In my experience, the traffic from the N3 offramp is usually traveling considerably faster than the traffic on the M13, and because this faster traffic merges from the left hand side, it leads to an interesting scenario. You can be taking a leisurely drive along the M13, pretty much minding your own business and enjoying the scenery, when suddenly you find yourself in the fast lane of a multi-lane highway, with cars rushing up behind you, flashing their lights and hooting at you to move over or get a move on.

Whenever it happens to me I never fail to reflect on how this is true of so much of life – how easily I find myself traveling in the fast lane, and I’m not even sure how I got there. Think for a moment how this might be true for you, with the demands of work, marriage, kids, friends, church and family requiring more and more from you. And when you manage to catch your breath for just a moment and reflect on the breakneck pace of your life, you realize that you’re living in the fast lane, that’s it’s pretty much “go go go” all the time, and you’re not even sure how this happened.

The 59th Street Bridge Song by Paul Simon & Art Garfunkle begins with the memorable words, ‘Slow down you move too fast.’ The song goes on to paint a somewhat idyllic picture of a more gentle paced life, that is the exact opposite of life in the fast lane. Consider these words in the final verse:
Got no deeds to do, no promises to keep
I'm dappled and drowsy and ready to sleep
Let the morning time drop all its petals on me
Life, I love you, all is groovy!


At this point we say, ‘Aha! Wishful escapist fantasy.’ (And certainly, any song with the word ‘groovy’ in it would probably fall into that category.) And I guess that it is, for who of us can honestly say, ‘Got no deeds to do, no promises to keep.’ Given this reality, is there any hope for us to live a less frantic, frenetic life that doesn’t require a complete abdication of all of our roles and responsibilities?

That is the theme that will be explored in our devotions this week. For the scriptures are clear that there is more to life than rushing from one thing to the next. Indeed, the compelling witness of our faith tradition is that woven into the sacred rhythms of a balanced and abundant life are times for rest and reflection and renewal, which are not only possible but essential if we are to live healthy, productive, sustainable and faithful lives.

PRAY-AS-YOU-GO

Gracious God, sometimes my life gets completely out of control as I rush from one thing to the next, constantly dealing with all kinds of demands and juggling many different responsibilities.
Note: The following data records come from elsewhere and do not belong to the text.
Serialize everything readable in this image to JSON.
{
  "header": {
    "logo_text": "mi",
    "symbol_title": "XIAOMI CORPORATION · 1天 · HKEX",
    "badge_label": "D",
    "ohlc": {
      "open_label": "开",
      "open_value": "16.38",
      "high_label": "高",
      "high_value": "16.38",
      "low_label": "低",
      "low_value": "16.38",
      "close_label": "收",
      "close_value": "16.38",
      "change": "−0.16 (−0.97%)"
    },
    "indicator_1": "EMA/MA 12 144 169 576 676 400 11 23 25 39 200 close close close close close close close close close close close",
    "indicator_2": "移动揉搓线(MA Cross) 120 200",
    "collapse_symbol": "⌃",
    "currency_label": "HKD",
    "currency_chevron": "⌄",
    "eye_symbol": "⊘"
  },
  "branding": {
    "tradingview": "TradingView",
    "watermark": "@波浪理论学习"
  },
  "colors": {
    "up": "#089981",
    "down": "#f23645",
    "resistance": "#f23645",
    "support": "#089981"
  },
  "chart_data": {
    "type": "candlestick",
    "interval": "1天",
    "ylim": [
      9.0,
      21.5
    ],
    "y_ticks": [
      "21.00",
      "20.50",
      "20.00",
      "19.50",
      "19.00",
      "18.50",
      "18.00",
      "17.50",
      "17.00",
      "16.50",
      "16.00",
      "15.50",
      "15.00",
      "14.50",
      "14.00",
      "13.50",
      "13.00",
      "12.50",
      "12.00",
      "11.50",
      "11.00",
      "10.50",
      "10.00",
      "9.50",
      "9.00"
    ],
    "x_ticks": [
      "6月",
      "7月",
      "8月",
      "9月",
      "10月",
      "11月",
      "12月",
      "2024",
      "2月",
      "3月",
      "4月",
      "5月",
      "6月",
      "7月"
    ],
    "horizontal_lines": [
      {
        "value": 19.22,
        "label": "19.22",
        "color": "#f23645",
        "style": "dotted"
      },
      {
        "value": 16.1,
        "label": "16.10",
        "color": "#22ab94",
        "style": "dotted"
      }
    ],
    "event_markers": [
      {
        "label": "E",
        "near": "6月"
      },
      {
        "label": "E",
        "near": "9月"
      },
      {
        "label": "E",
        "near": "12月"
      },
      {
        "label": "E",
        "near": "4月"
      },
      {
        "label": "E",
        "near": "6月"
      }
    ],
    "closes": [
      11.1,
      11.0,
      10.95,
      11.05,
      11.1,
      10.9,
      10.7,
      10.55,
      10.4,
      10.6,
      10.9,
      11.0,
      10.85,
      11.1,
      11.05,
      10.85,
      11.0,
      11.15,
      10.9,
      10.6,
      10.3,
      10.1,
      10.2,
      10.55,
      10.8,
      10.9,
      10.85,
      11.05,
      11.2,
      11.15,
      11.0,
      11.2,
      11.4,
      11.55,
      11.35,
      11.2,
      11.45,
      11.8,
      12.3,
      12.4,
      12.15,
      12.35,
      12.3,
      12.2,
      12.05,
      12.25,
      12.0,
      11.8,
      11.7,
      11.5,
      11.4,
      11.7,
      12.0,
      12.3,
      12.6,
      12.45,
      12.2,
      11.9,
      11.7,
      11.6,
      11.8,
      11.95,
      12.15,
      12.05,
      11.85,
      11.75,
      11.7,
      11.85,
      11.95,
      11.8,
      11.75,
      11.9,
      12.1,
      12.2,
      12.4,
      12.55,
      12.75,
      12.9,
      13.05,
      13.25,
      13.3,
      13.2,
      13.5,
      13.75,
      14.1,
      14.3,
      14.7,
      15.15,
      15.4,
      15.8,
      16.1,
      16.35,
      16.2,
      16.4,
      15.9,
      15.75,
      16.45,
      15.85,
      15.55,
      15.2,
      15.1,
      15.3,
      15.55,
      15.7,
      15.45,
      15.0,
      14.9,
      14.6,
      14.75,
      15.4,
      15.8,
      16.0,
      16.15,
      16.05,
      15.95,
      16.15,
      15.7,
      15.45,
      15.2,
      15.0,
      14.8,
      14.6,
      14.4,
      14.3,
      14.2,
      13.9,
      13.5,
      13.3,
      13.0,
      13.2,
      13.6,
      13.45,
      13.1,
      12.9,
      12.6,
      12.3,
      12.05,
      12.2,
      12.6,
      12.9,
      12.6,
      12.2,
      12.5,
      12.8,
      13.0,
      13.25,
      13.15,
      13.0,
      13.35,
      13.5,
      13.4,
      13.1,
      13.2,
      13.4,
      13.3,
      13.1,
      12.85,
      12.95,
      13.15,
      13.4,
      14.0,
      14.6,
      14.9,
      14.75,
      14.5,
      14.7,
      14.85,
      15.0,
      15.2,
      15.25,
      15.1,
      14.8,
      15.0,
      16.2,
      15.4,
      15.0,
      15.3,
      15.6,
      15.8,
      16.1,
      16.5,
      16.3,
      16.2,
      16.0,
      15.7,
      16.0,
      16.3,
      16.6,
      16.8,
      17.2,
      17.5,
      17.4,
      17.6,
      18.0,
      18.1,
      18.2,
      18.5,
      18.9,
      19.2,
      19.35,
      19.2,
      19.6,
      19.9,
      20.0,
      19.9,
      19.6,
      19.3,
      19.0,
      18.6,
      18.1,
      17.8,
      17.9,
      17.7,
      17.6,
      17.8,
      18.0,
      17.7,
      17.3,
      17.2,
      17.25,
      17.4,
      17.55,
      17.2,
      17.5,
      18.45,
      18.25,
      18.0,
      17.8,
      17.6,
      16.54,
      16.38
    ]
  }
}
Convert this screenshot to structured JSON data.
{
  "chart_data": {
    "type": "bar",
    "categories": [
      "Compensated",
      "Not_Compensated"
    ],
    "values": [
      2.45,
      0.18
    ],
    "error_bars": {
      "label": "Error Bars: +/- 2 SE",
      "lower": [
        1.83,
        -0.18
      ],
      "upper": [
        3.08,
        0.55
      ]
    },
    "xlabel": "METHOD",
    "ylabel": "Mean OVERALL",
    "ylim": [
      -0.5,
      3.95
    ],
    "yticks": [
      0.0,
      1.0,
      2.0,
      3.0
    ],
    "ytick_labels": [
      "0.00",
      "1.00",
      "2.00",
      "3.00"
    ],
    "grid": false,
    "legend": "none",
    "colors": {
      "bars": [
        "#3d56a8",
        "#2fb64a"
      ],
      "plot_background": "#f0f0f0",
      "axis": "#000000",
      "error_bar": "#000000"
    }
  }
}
Remind me that there is more to life than racing along in the fast lane all the time. May this week be an opportunity to examine the busyness of my life in the light of your word, that I may live more truly the life that you call me to. Amen

SCRIPTURE READING

Hebrews 4:1, 9-10

“Therefore, while the promise of entering his rest is still open, let us take care that none of you should seem to have failed to reach it... So then, a sabbath rest still remains for the people of God; for those who enter God’s rest also cease from their labours as God did from his.”